The cruise multinational denied the accusations filed in a U.S. court by a Cuban-American doctor, who considers that the company benefited from the port of Santiago de Cuba, which was nationalized after the 1959 Revolution.
The Carnival cruise multinational denied the accusations filed in a U.S. court by a Cuban-American, who considers that the company benefited from the port of Santiago de Cuba, which was nationalized from his family after the 1959 Revolution.
Carnival, the first company sued after the activation last May of Title III of the Helms-Burton Act of 1996 that allows these lawsuits, denied the complaints presented by Doctor Javier García Bengoechea.

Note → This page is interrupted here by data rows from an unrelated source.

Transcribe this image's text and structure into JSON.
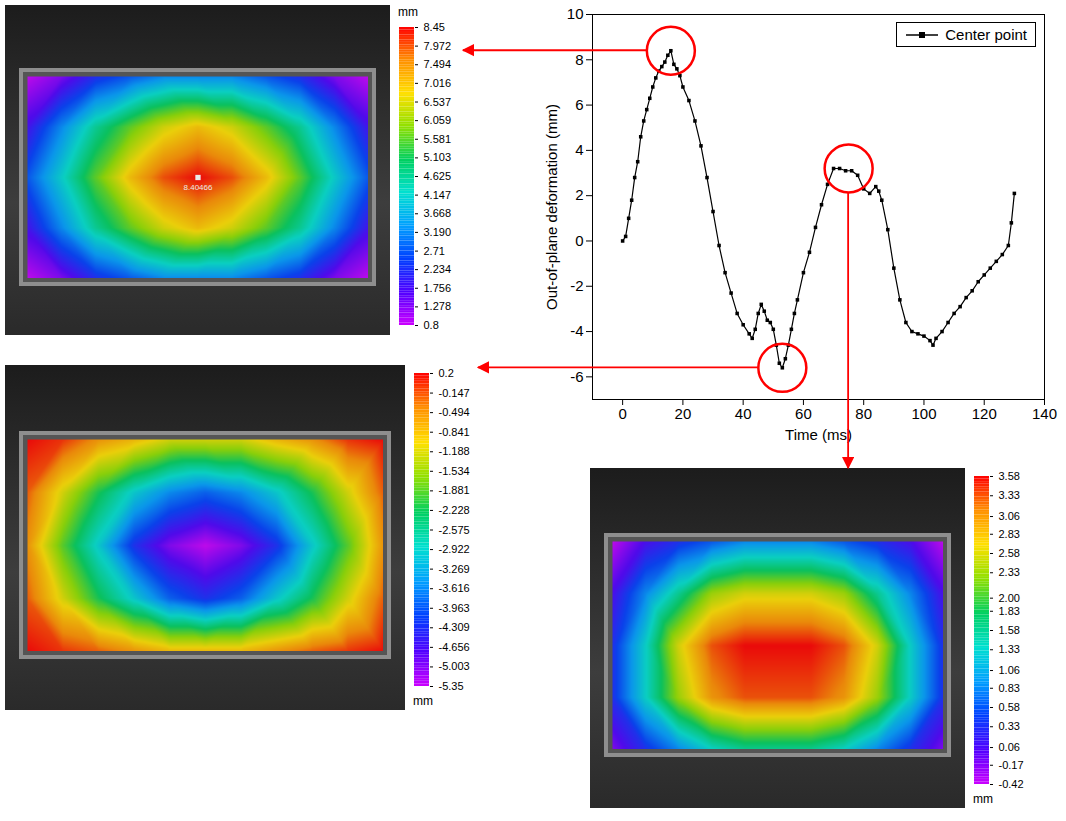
{
  "chart_data": [
    {
      "type": "line",
      "x_label": "Time (ms)",
      "y_label": "Out-of-plane deformation (mm)",
      "xlim": [
        -10,
        140
      ],
      "xticks": [
        0,
        20,
        40,
        60,
        80,
        100,
        120,
        140
      ],
      "ylim": [
        -7,
        10
      ],
      "yticks": [
        -6,
        -4,
        -2,
        0,
        2,
        4,
        6,
        8,
        10
      ],
      "legend": "top-right",
      "x": [
        0,
        1,
        2,
        3,
        4,
        5,
        6,
        7,
        8,
        9,
        10,
        11,
        12,
        13,
        14,
        15,
        16,
        17,
        18,
        19,
        20,
        22,
        24,
        26,
        28,
        30,
        32,
        34,
        36,
        38,
        40,
        42,
        43,
        44,
        45,
        46,
        47,
        48,
        49,
        50,
        51,
        52,
        53,
        54,
        55,
        56,
        57,
        58,
        60,
        62,
        64,
        66,
        68,
        70,
        72,
        74,
        76,
        78,
        80,
        82,
        84,
        85,
        86,
        88,
        90,
        92,
        94,
        96,
        98,
        100,
        102,
        103,
        104,
        106,
        108,
        110,
        112,
        114,
        116,
        118,
        120,
        122,
        124,
        126,
        128,
        129,
        130
      ],
      "series": [
        {
          "name": "Center point",
          "color": "#000000",
          "marker": "square",
          "line_style": "solid",
          "values": [
            0,
            0.2,
            1,
            1.8,
            2.8,
            3.5,
            4.6,
            5.3,
            5.8,
            6.3,
            6.8,
            7.2,
            7.5,
            7.7,
            7.9,
            8.2,
            8.4,
            7.8,
            7.6,
            7.3,
            6.8,
            6.2,
            5.3,
            4.2,
            2.8,
            1.3,
            -0.2,
            -1.4,
            -2.3,
            -3.2,
            -3.7,
            -4.1,
            -4.3,
            -3.9,
            -3.2,
            -2.8,
            -3.1,
            -3.5,
            -3.6,
            -3.9,
            -4.6,
            -5.4,
            -5.6,
            -5.2,
            -4.6,
            -3.9,
            -3.2,
            -2.6,
            -1.4,
            -0.5,
            0.6,
            1.6,
            2.5,
            3.2,
            3.2,
            3.1,
            3.1,
            2.9,
            2.3,
            2.1,
            2.4,
            2.2,
            1.8,
            0.5,
            -1.2,
            -2.6,
            -3.6,
            -4.0,
            -4.1,
            -4.2,
            -4.4,
            -4.6,
            -4.3,
            -4.0,
            -3.6,
            -3.2,
            -2.9,
            -2.5,
            -2.2,
            -1.8,
            -1.5,
            -1.2,
            -0.9,
            -0.6,
            -0.2,
            0.8,
            2.1
          ]
        }
      ],
      "highlights": {
        "x": [
          16,
          53,
          75
        ],
        "y": [
          8.4,
          -5.6,
          3.2
        ],
        "color": "#ff0000"
      }
    },
    {
      "type": "heatmap",
      "cells": [
        [
          0.8,
          1.3,
          2.2,
          2.7,
          3.2,
          3.2,
          3.2,
          2.7,
          2.2,
          1.3,
          0.8
        ],
        [
          1.8,
          3.2,
          4.6,
          5.6,
          6.5,
          7.0,
          6.5,
          5.6,
          4.6,
          3.2,
          1.8
        ],
        [
          2.7,
          4.1,
          5.6,
          7.0,
          8.0,
          8.45,
          8.0,
          7.0,
          5.6,
          4.1,
          2.7
        ],
        [
          1.8,
          3.2,
          4.6,
          5.6,
          6.5,
          7.0,
          6.5,
          5.6,
          4.6,
          3.2,
          1.8
        ],
        [
          0.8,
          1.3,
          2.2,
          2.7,
          3.2,
          3.2,
          3.2,
          2.7,
          2.2,
          1.3,
          0.8
        ]
      ],
      "marker_label": "8.40466",
      "colorbar": {
        "label": "mm",
        "range": [
          0.8,
          8.45
        ],
        "ticks": [
          8.45,
          7.972,
          7.494,
          7.016,
          6.537,
          6.059,
          5.581,
          5.103,
          4.625,
          4.147,
          3.668,
          {
            "value": 3.19,
            "label": "3.190"
          },
          2.71,
          2.234,
          1.756,
          1.278,
          0.8
        ]
      }
    },
    {
      "type": "heatmap",
      "cells": [
        [
          0.2,
          0,
          -0.5,
          -0.8,
          -1.2,
          -1.2,
          -1.2,
          -0.8,
          -0.5,
          0,
          0.2
        ],
        [
          -0.2,
          -1.2,
          -2.2,
          -3.0,
          -3.6,
          -3.9,
          -3.6,
          -3.0,
          -2.2,
          -1.2,
          -0.2
        ],
        [
          -0.5,
          -1.9,
          -3.0,
          -4.3,
          -5.0,
          -5.35,
          -5.0,
          -4.3,
          -3.0,
          -1.9,
          -0.5
        ],
        [
          -0.2,
          -1.2,
          -2.2,
          -3.0,
          -3.9,
          -4.3,
          -3.9,
          -3.0,
          -2.2,
          -1.2,
          -0.2
        ],
        [
          0.2,
          0,
          -0.2,
          -0.5,
          -0.8,
          -0.8,
          -0.8,
          -0.5,
          -0.2,
          0,
          0.2
        ]
      ],
      "colorbar": {
        "label": "mm",
        "range": [
          -5.35,
          0.2
        ],
        "ticks": [
          0.2,
          -0.147,
          -0.494,
          -0.841,
          -1.188,
          -1.534,
          -1.881,
          -2.228,
          -2.575,
          -2.922,
          -3.269,
          -3.616,
          -3.963,
          -4.309,
          -4.656,
          -5.003,
          -5.35
        ]
      }
    },
    {
      "type": "heatmap",
      "cells": [
        [
          -0.42,
          0.06,
          0.33,
          0.58,
          0.83,
          0.83,
          0.83,
          0.58,
          0.33,
          0.06,
          -0.42
        ],
        [
          0.06,
          0.83,
          1.58,
          2.33,
          2.58,
          2.58,
          2.58,
          2.33,
          1.58,
          0.83,
          0.06
        ],
        [
          0.33,
          1.33,
          2.58,
          3.33,
          3.58,
          3.58,
          3.58,
          3.33,
          2.58,
          1.33,
          0.33
        ],
        [
          0.33,
          1.33,
          2.33,
          3.06,
          3.33,
          3.33,
          3.33,
          3.06,
          2.33,
          1.33,
          0.33
        ],
        [
          -0.17,
          0.33,
          0.83,
          1.33,
          1.58,
          1.58,
          1.58,
          1.33,
          0.83,
          0.33,
          -0.17
        ]
      ],
      "colorbar": {
        "label": "mm",
        "range": [
          -0.42,
          3.58
        ],
        "ticks": [
          3.58,
          3.33,
          3.06,
          2.83,
          2.58,
          2.33,
          {
            "value": 2,
            "label": "2.00"
          },
          1.83,
          1.58,
          1.33,
          1.06,
          0.83,
          0.58,
          0.33,
          0.06,
          -0.17,
          -0.42
        ]
      }
    }
  ]
}
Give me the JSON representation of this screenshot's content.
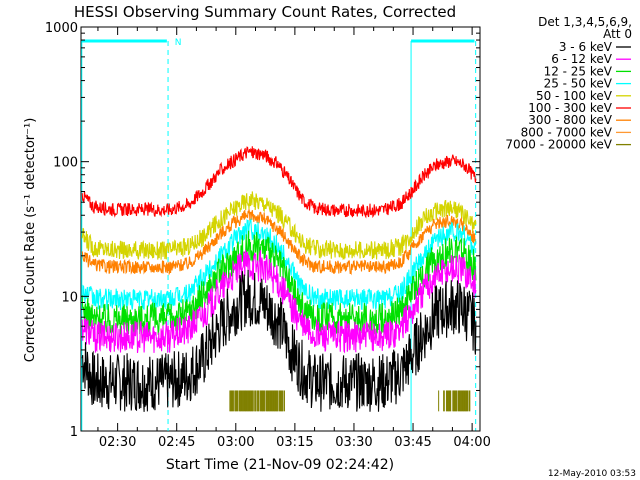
{
  "chart_data": {
    "type": "line",
    "title": "HESSI Observing Summary Count Rates, Corrected",
    "xlabel": "Start Time (21-Nov-09 02:24:42)",
    "ylabel": "Corrected Count Rate (s⁻¹ detector⁻¹)",
    "y_scale": "log",
    "ylim": [
      1,
      1000
    ],
    "y_ticks": [
      {
        "value": 1,
        "label": "1"
      },
      {
        "value": 10,
        "label": "10"
      },
      {
        "value": 100,
        "label": "100"
      },
      {
        "value": 1000,
        "label": "1000"
      }
    ],
    "xlim_minutes": [
      140.7,
      242.0
    ],
    "x_ticks": [
      {
        "value": 150,
        "label": "02:30"
      },
      {
        "value": 165,
        "label": "02:45"
      },
      {
        "value": 180,
        "label": "03:00"
      },
      {
        "value": 195,
        "label": "03:15"
      },
      {
        "value": 210,
        "label": "03:30"
      },
      {
        "value": 225,
        "label": "03:45"
      },
      {
        "value": 240,
        "label": "04:00"
      }
    ],
    "legend_header": [
      "Det 1,3,4,5,6,9,",
      "Att 0"
    ],
    "legend_position": "right",
    "series": [
      {
        "name": "3 - 6 keV",
        "color": "#000000",
        "points": [
          [
            141,
            3.5
          ],
          [
            144,
            2.3
          ],
          [
            150,
            2.3
          ],
          [
            157,
            2.3
          ],
          [
            163,
            2.3
          ],
          [
            168,
            2.6
          ],
          [
            172,
            3.5
          ],
          [
            176,
            6
          ],
          [
            180,
            8.5
          ],
          [
            183,
            10
          ],
          [
            187,
            9
          ],
          [
            191,
            6.5
          ],
          [
            194,
            4
          ],
          [
            197,
            2.8
          ],
          [
            200,
            2.3
          ],
          [
            206,
            2.3
          ],
          [
            213,
            2.3
          ],
          [
            218,
            2.3
          ],
          [
            222,
            2.7
          ],
          [
            225,
            3.8
          ],
          [
            228,
            5.5
          ],
          [
            231,
            7.5
          ],
          [
            235,
            8.5
          ],
          [
            238,
            8
          ],
          [
            241,
            6
          ]
        ]
      },
      {
        "name": "6 - 12 keV",
        "color": "#ff00ff",
        "points": [
          [
            141,
            6
          ],
          [
            144,
            5
          ],
          [
            150,
            5
          ],
          [
            157,
            5
          ],
          [
            163,
            5
          ],
          [
            168,
            5.6
          ],
          [
            172,
            7.5
          ],
          [
            176,
            11
          ],
          [
            180,
            15
          ],
          [
            183,
            17.5
          ],
          [
            187,
            16.5
          ],
          [
            191,
            12.5
          ],
          [
            194,
            8.5
          ],
          [
            197,
            6
          ],
          [
            200,
            5.1
          ],
          [
            206,
            5
          ],
          [
            213,
            5
          ],
          [
            218,
            5
          ],
          [
            222,
            5.8
          ],
          [
            225,
            8
          ],
          [
            228,
            11.5
          ],
          [
            231,
            14.5
          ],
          [
            235,
            16.5
          ],
          [
            238,
            15.5
          ],
          [
            241,
            12
          ]
        ]
      },
      {
        "name": "12 - 25 keV",
        "color": "#00e000",
        "points": [
          [
            141,
            8
          ],
          [
            144,
            6.8
          ],
          [
            150,
            6.8
          ],
          [
            157,
            6.8
          ],
          [
            163,
            6.8
          ],
          [
            168,
            7.6
          ],
          [
            172,
            10.5
          ],
          [
            176,
            15
          ],
          [
            180,
            20
          ],
          [
            183,
            24
          ],
          [
            187,
            23
          ],
          [
            191,
            17.5
          ],
          [
            194,
            12
          ],
          [
            197,
            8.2
          ],
          [
            200,
            7
          ],
          [
            206,
            6.8
          ],
          [
            213,
            6.8
          ],
          [
            218,
            6.8
          ],
          [
            222,
            7.8
          ],
          [
            225,
            11
          ],
          [
            228,
            15.5
          ],
          [
            231,
            19.5
          ],
          [
            235,
            22.5
          ],
          [
            238,
            21
          ],
          [
            241,
            16
          ]
        ]
      },
      {
        "name": "25 - 50 keV",
        "color": "#00ffff",
        "points": [
          [
            141,
            11
          ],
          [
            144,
            9.5
          ],
          [
            150,
            9.5
          ],
          [
            157,
            9.5
          ],
          [
            163,
            9.5
          ],
          [
            168,
            10.5
          ],
          [
            172,
            14
          ],
          [
            176,
            20
          ],
          [
            180,
            27
          ],
          [
            183,
            32
          ],
          [
            187,
            30
          ],
          [
            191,
            23
          ],
          [
            194,
            16
          ],
          [
            197,
            11.2
          ],
          [
            200,
            9.7
          ],
          [
            206,
            9.5
          ],
          [
            213,
            9.5
          ],
          [
            218,
            9.5
          ],
          [
            222,
            10.8
          ],
          [
            225,
            15
          ],
          [
            228,
            21
          ],
          [
            231,
            26
          ],
          [
            235,
            30
          ],
          [
            238,
            28
          ],
          [
            241,
            22
          ]
        ]
      },
      {
        "name": "50 - 100 keV",
        "color": "#d4d400",
        "points": [
          [
            141,
            28
          ],
          [
            144,
            23
          ],
          [
            150,
            22
          ],
          [
            157,
            22
          ],
          [
            163,
            22
          ],
          [
            168,
            23.5
          ],
          [
            172,
            28
          ],
          [
            176,
            37
          ],
          [
            180,
            46
          ],
          [
            183,
            52
          ],
          [
            187,
            50
          ],
          [
            191,
            41
          ],
          [
            194,
            32
          ],
          [
            197,
            25
          ],
          [
            200,
            22.5
          ],
          [
            206,
            22
          ],
          [
            213,
            22
          ],
          [
            218,
            22
          ],
          [
            222,
            23.5
          ],
          [
            225,
            30
          ],
          [
            228,
            38
          ],
          [
            231,
            43
          ],
          [
            235,
            45
          ],
          [
            238,
            40
          ],
          [
            241,
            32
          ]
        ]
      },
      {
        "name": "100 - 300 keV",
        "color": "#ff0000",
        "points": [
          [
            141,
            57
          ],
          [
            144,
            46
          ],
          [
            150,
            44
          ],
          [
            157,
            44
          ],
          [
            163,
            44
          ],
          [
            168,
            48
          ],
          [
            172,
            62
          ],
          [
            176,
            85
          ],
          [
            180,
            105
          ],
          [
            183,
            118
          ],
          [
            187,
            114
          ],
          [
            191,
            94
          ],
          [
            194,
            70
          ],
          [
            197,
            52
          ],
          [
            200,
            45
          ],
          [
            206,
            43.5
          ],
          [
            213,
            43.5
          ],
          [
            218,
            44
          ],
          [
            222,
            49
          ],
          [
            225,
            62
          ],
          [
            228,
            80
          ],
          [
            231,
            95
          ],
          [
            235,
            102
          ],
          [
            238,
            95
          ],
          [
            241,
            75
          ]
        ]
      },
      {
        "name": "300 - 800 keV",
        "color": "#ff8000",
        "points": [
          [
            141,
            20
          ],
          [
            144,
            17
          ],
          [
            150,
            16.5
          ],
          [
            157,
            16.5
          ],
          [
            163,
            16.5
          ],
          [
            168,
            17.5
          ],
          [
            172,
            21.5
          ],
          [
            176,
            29
          ],
          [
            180,
            36
          ],
          [
            183,
            40
          ],
          [
            187,
            38
          ],
          [
            191,
            31
          ],
          [
            194,
            24
          ],
          [
            197,
            18.5
          ],
          [
            200,
            16.8
          ],
          [
            206,
            16.5
          ],
          [
            213,
            16.5
          ],
          [
            218,
            16.5
          ],
          [
            222,
            18
          ],
          [
            225,
            23
          ],
          [
            228,
            30
          ],
          [
            231,
            35
          ],
          [
            235,
            37
          ],
          [
            238,
            33
          ],
          [
            241,
            26
          ]
        ]
      },
      {
        "name": "800 - 7000 keV",
        "color": "#ff9933",
        "points": []
      },
      {
        "name": "7000 - 20000 keV",
        "color": "#808000",
        "points": [
          [
            179,
            1.5
          ],
          [
            180,
            2.0
          ],
          [
            182,
            1.4
          ],
          [
            184,
            2.0
          ],
          [
            186,
            1.5
          ],
          [
            188,
            2.0
          ],
          [
            190,
            1.6
          ],
          [
            192,
            2.0
          ],
          [
            232,
            1.5
          ],
          [
            233,
            2.0
          ],
          [
            235,
            1.4
          ],
          [
            236,
            2.0
          ],
          [
            238,
            1.5
          ],
          [
            239,
            2.0
          ]
        ]
      }
    ],
    "annotations": [
      {
        "text": "N",
        "color": "#00ffff"
      }
    ]
  },
  "footer": {
    "timestamp": "12-May-2010 03:53"
  }
}
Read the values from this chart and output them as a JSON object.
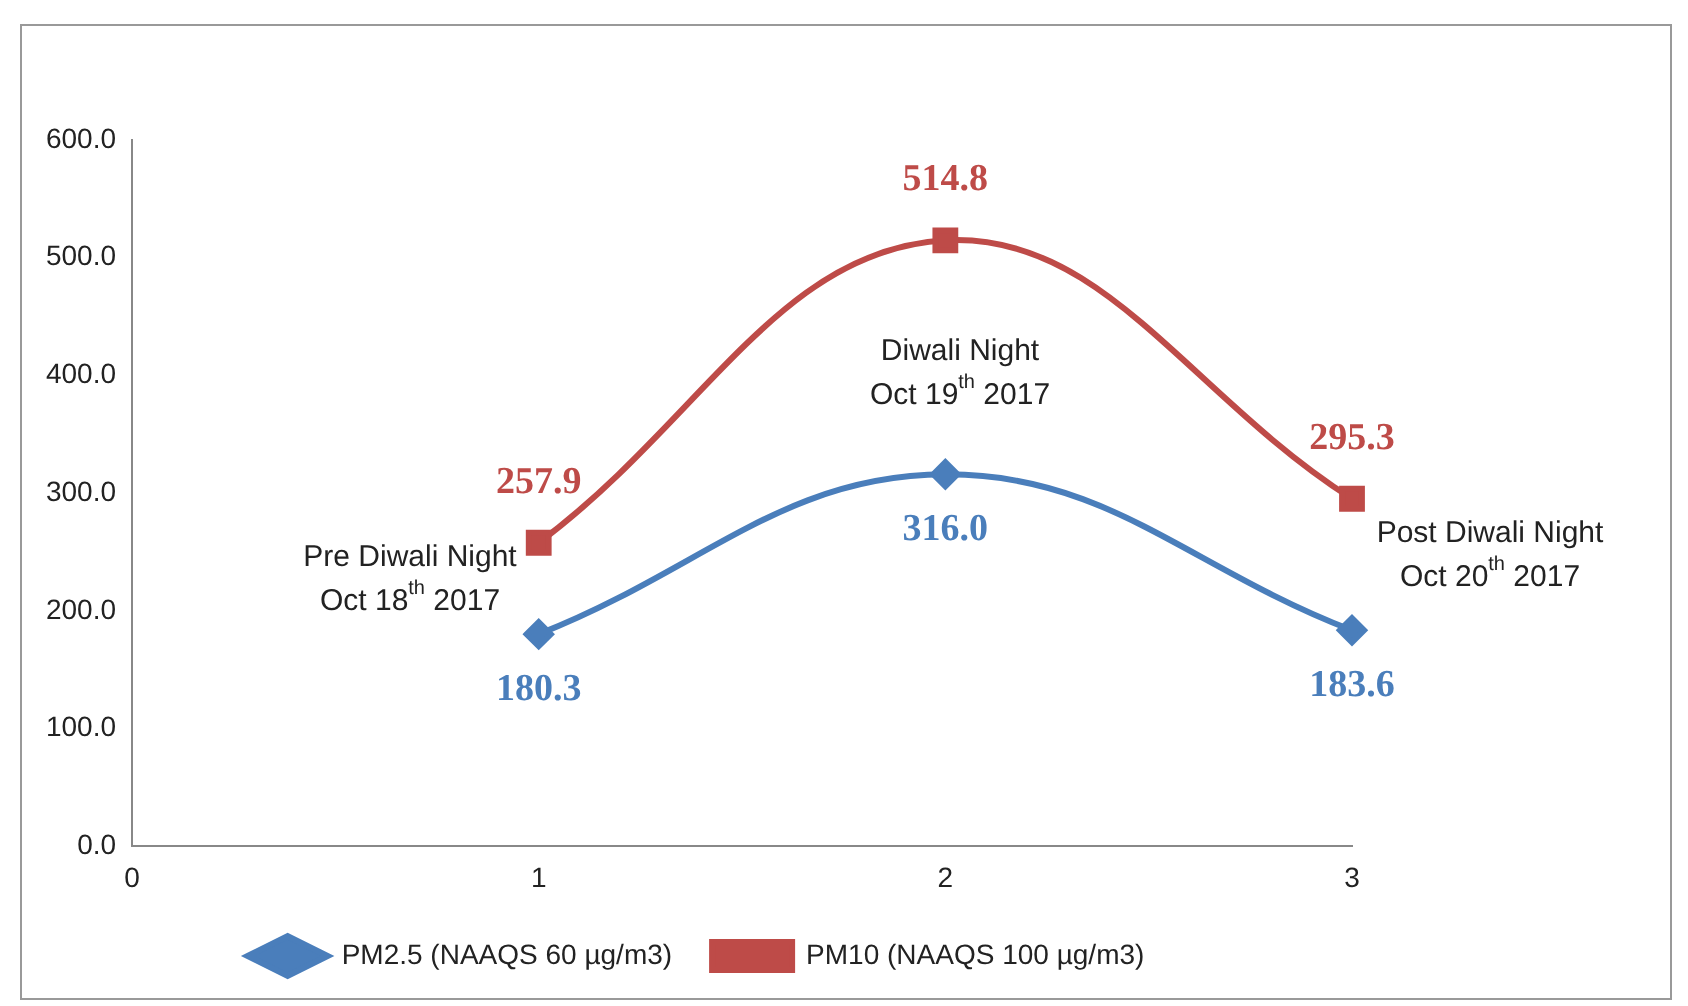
{
  "chart_data": {
    "type": "line",
    "series": [
      {
        "name": "PM2.5 (NAAQS 60 µg/m3)",
        "color": "#4a7ebb",
        "marker": "diamond",
        "x": [
          1,
          2,
          3
        ],
        "values": [
          180.3,
          316.0,
          183.6
        ],
        "value_labels": [
          "180.3",
          "316.0",
          "183.6"
        ]
      },
      {
        "name": "PM10 (NAAQS 100 µg/m3)",
        "color": "#be4b48",
        "marker": "square",
        "x": [
          1,
          2,
          3
        ],
        "values": [
          257.9,
          514.8,
          295.3
        ],
        "value_labels": [
          "257.9",
          "514.8",
          "295.3"
        ]
      }
    ],
    "xlim": [
      0,
      3
    ],
    "xticks": [
      0,
      1,
      2,
      3
    ],
    "ylim": [
      0,
      600
    ],
    "yticks": [
      {
        "value": 0,
        "label": "0.0"
      },
      {
        "value": 100,
        "label": "100.0"
      },
      {
        "value": 200,
        "label": "200.0"
      },
      {
        "value": 300,
        "label": "300.0"
      },
      {
        "value": 400,
        "label": "400.0"
      },
      {
        "value": 500,
        "label": "500.0"
      },
      {
        "value": 600,
        "label": "600.0"
      }
    ],
    "annotations": [
      "Pre Diwali Night\nOct 18$^{th}$ 2017",
      "Diwali Night\nOct 19$^{th}$ 2017",
      "Post Diwali Night\nOct 20$^{th}$ 2017"
    ],
    "grid": false,
    "legend": "bottom"
  }
}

In a 21-page court document, published this Tuesday by the U.S.-Cuba Trade and Economic Council, Carnival rejected that it had intentionally used the port and that it was aware that the property was nationalized.
In that sense, it also rejected its responsibility for economic compensation.
The company, which in 2016 began to travel to the island with its cruise ships, said it would object to the request for a jury trial.
In the lawsuit, García Bengoechea says he is the “legitimate” owner of the port of Santiago de Cuba, which was expropriated from his family by the “communist” government in 1960.
“Carnival was the first cruise line that trafficked on our properties, they then deserve the ignominious distinction of being the first to be sued,” said the doctor after filing the lawsuit in May in a court in Miami, South Florida.
Previously, the company had asked a judge in Miami to reject another lawsuit for the use of port facilities in Cuba for considering that it has no legal basis.
That request referred to the one presented by the heirs of the Behn family, owners of Havana Docks, the current Sierra Maestra terminal in Havana, and argued that the lawsuit opened under the umbrella of the Helms-Burton Act was unfounded for two reasons: the controversial law does not apply and the concession for the use of the port facilities expired in 2004.
At least 18 lawsuits against companies, especially involving tourism, have been filed in the United States, 16 of them in Florida, since Title III was activated, according to the U.S.-Cuba Trade and Economic Council.
According to the council’s president, John Kavulich, the U.S. authorities have “certified” 5,913 cases of citizens and businesses in the country that can qualify for Title III, for a total of 1.9 billion dollars, which with interest for more than 60 years would amount to 8.521 billion.
But, in addition, there are many more “uncertified” lawsuits that could be filed.
The Helms-Burton Act intends to punish foreign companies that have businesses in Cuba and use properties, or have interests in them, that were nationalized in the early 1960s. In its content it defines that act as a case of “trafficking with intervened properties” and for which there had been no compensation.